You have probably heard of the Old South. If you’ve not spent much time here, the term probably conjures up images from “Gone with the Wind” where women are wearing hoop skirts, men are decked out in riding breeches and panama hats, and their slaves are out in the field picking cotton.
But let me tell you, it still exists. I live in Bland County, Virginia. Its history actually traces back to the days leading up to the Civil War. Just before voting – for the third and last time - on whether to secede from the Union, the Virginia legislature passed a law in 1861 creating the county of Bland. So it goes way back.
My home was built on property that was once owned by a Captain in the Confederate army. Before the war, he was a miller. Both his mill and his home are still standing in the valley below my house.
And there are other tangible links to the Old South, if you’re willing to look for them. Raleigh Grayson Turnpike, the road that leads to my place, was carved out of the local landscape in the 1840’s. It snakes around my property and works its way up the mountain, across the ridge, and, twelve miles later, down again. An old fella in the area once told me that when he was a child (he’s in his 80’s), the turnpike was the only route from the village of Bland to the nearest town, Wytheville. He told me about the special day-long journeys his family would make over the mountain in the mule-drawn wagon in order to buy supplies. I’ve traveled this route. In places, high up on the mountain, the passage narrows. It is sometimes so narrow that if you stray off the road at all, you’re faced with a precipitate drop of hundreds of feet. I get a little nervous riding this road on my ATV. They made this trek in the old days in a mule drawn wagon.
I’m told the turnpike was built with slave labor. And oxen were used for the heavy lifting.

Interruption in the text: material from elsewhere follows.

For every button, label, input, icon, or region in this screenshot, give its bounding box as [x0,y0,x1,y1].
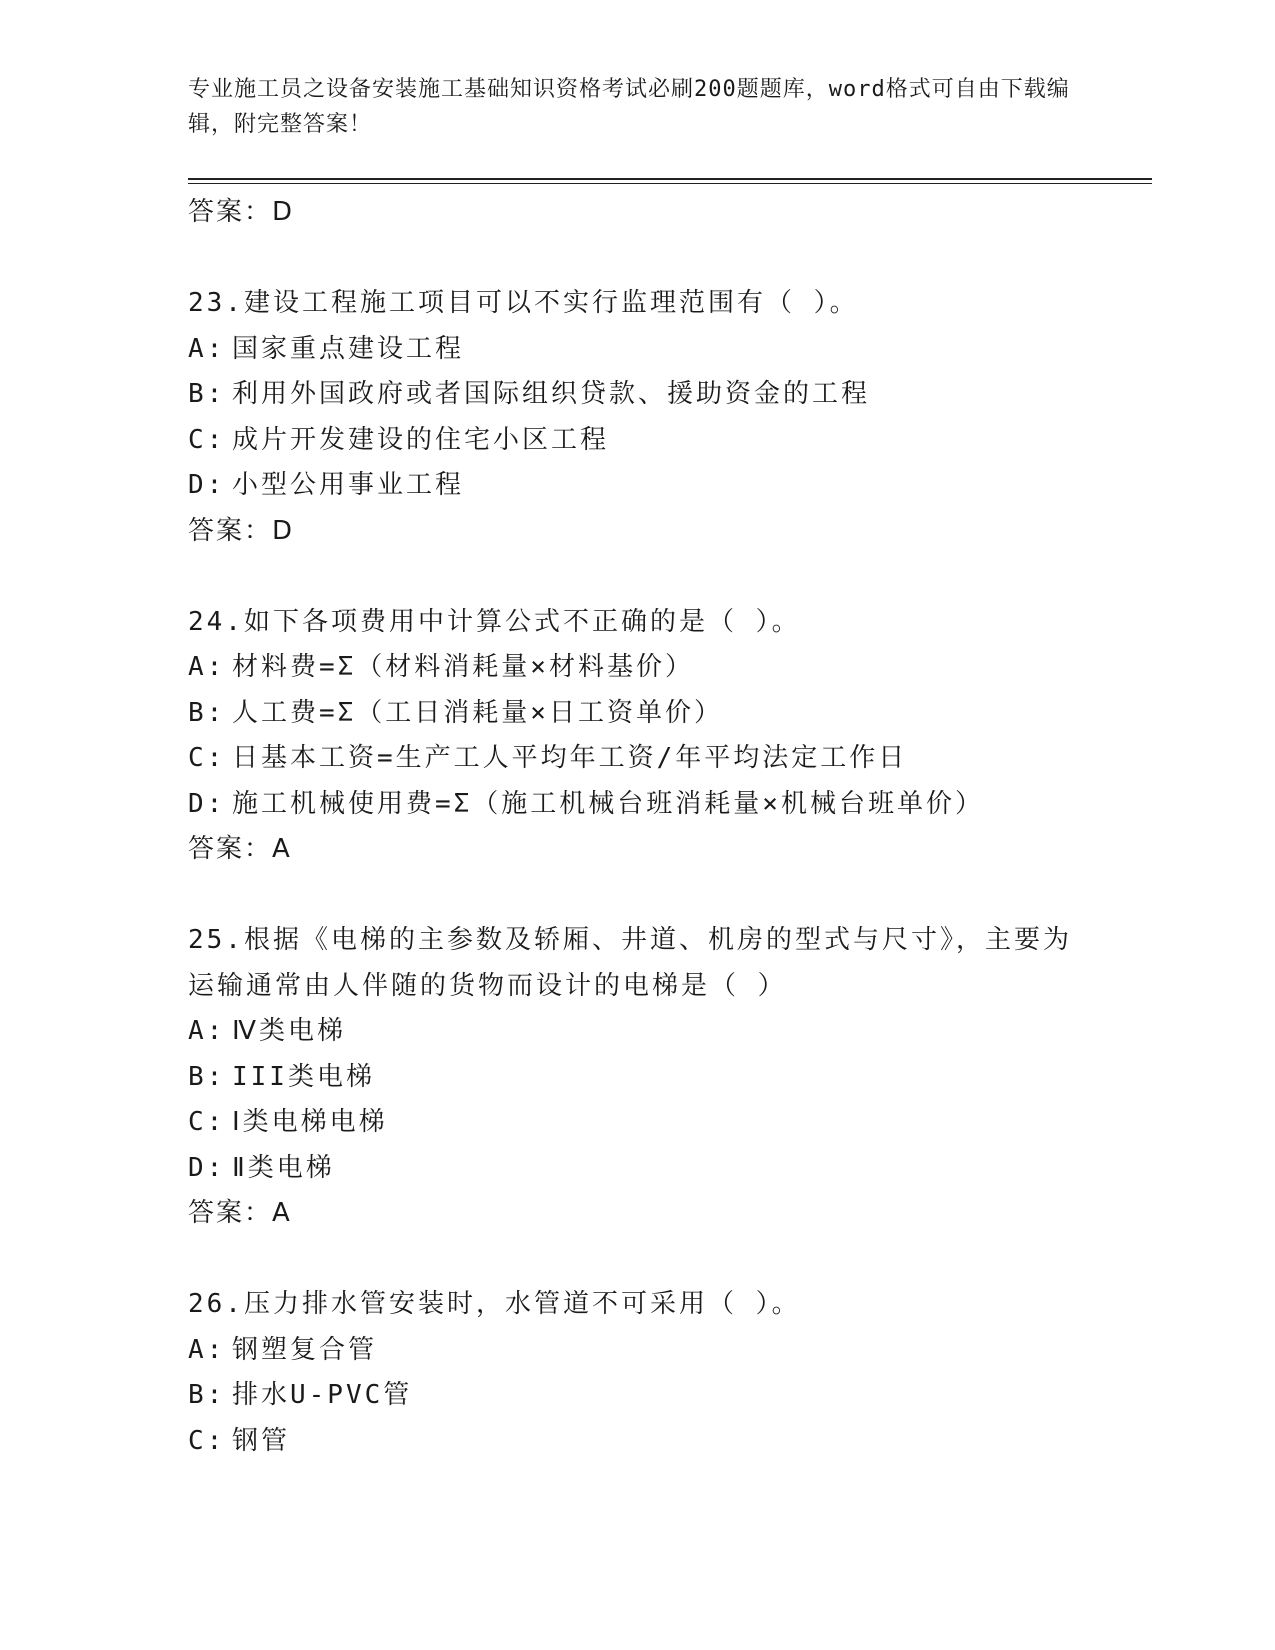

There is evidence readily seen, all along the route, of boulders that were cleared from the roadbed and dragged to the side. Massive boulders. How the slaves must have worked at it. How many years it must have taken them.
I’ll let you in on a well-kept secret. The road was still in use until 1972 when the state of Virginia opened up the last section of I-77, an interstate highway that will take you from Cleveland to Charlotte and beyond. The last section involved a tunnel cut right through Big Walker Mountain, my mountain. Here’s the secret. When I-77 was completed, the state of Virginia abandoned that portion of the old Raleigh Grayson Turnpike that runs from my property to the mountaintop and along the ridge. It’s still there. But it hasn’t been upgraded in years. It is as it was. The roadbed is in poor condition. It’s probably not much worse than it was a century ago but it’s still a rugged ride for someone with a weak stomach. It was never paved. Truth be known, much of it is dirt. The more luxurious stretches contain a layer of rocks, most of which are the size of a dinner plate. The only vehicle traffic on the pike now involves the occasional logging truck and lots of hunters on all-terrain vehicles
It is here on the pike that the Old South comes alive. A walk up the mountain is a journey into the past. On any given day, if you keep an eye out while you labor up the old trail, you can find treasure lying in the roadway. This Spring Paula and I were walking back from a hike up the mountain when suddenly she noticed, half buried in the dirt, an old horseshoe. Paula pulled it out of the road and immediately noticed that it was too big to have come from a horse (most folks here in the mountains didn’t own large draft horses; Belgians and the like required too much forage in an area where grazing land was at a premium). It had to be a mule shoe. One’s imagination runs to thoughts of Colonel Toland’s Yankee raid that came up the pike in 1864. It could have come off of one of their pack mules. It's also possible that it simply came from a mule belonging to one of the local residents a long, long time ago. We put the mule shoe back where we found it. It is again making history.
We have found plenty of other treasure along the turnpike. Included in our cache are pieces of harness, lots of pottery shards, pieces of plates and cups (some with beautiful design patterns), a belt buckle, and a few shotgun shells from more recent times. The area where many of the artifacts can be found is right at the base of the mountain, which would lead one to believe that the remains are some of the loot confiscated from local villagers by Yankee marauders 160 years ago and discarded - in an effort to shed heavy baggage - when the soldiers involved saw the climb they were about to face. We haven’t come upon any gold coins yet but I keep looking.
The best part of the story is that it will always be as it is, as it was. I’d invite you to take a journey into history with us but first I have a warning. Be careful. There is a saying that I heard a number of years ago. If you come to our tiny corner of the Old South to walk the Raleigh Grayson Turnpike, “take but a picture; leave but a footprint.”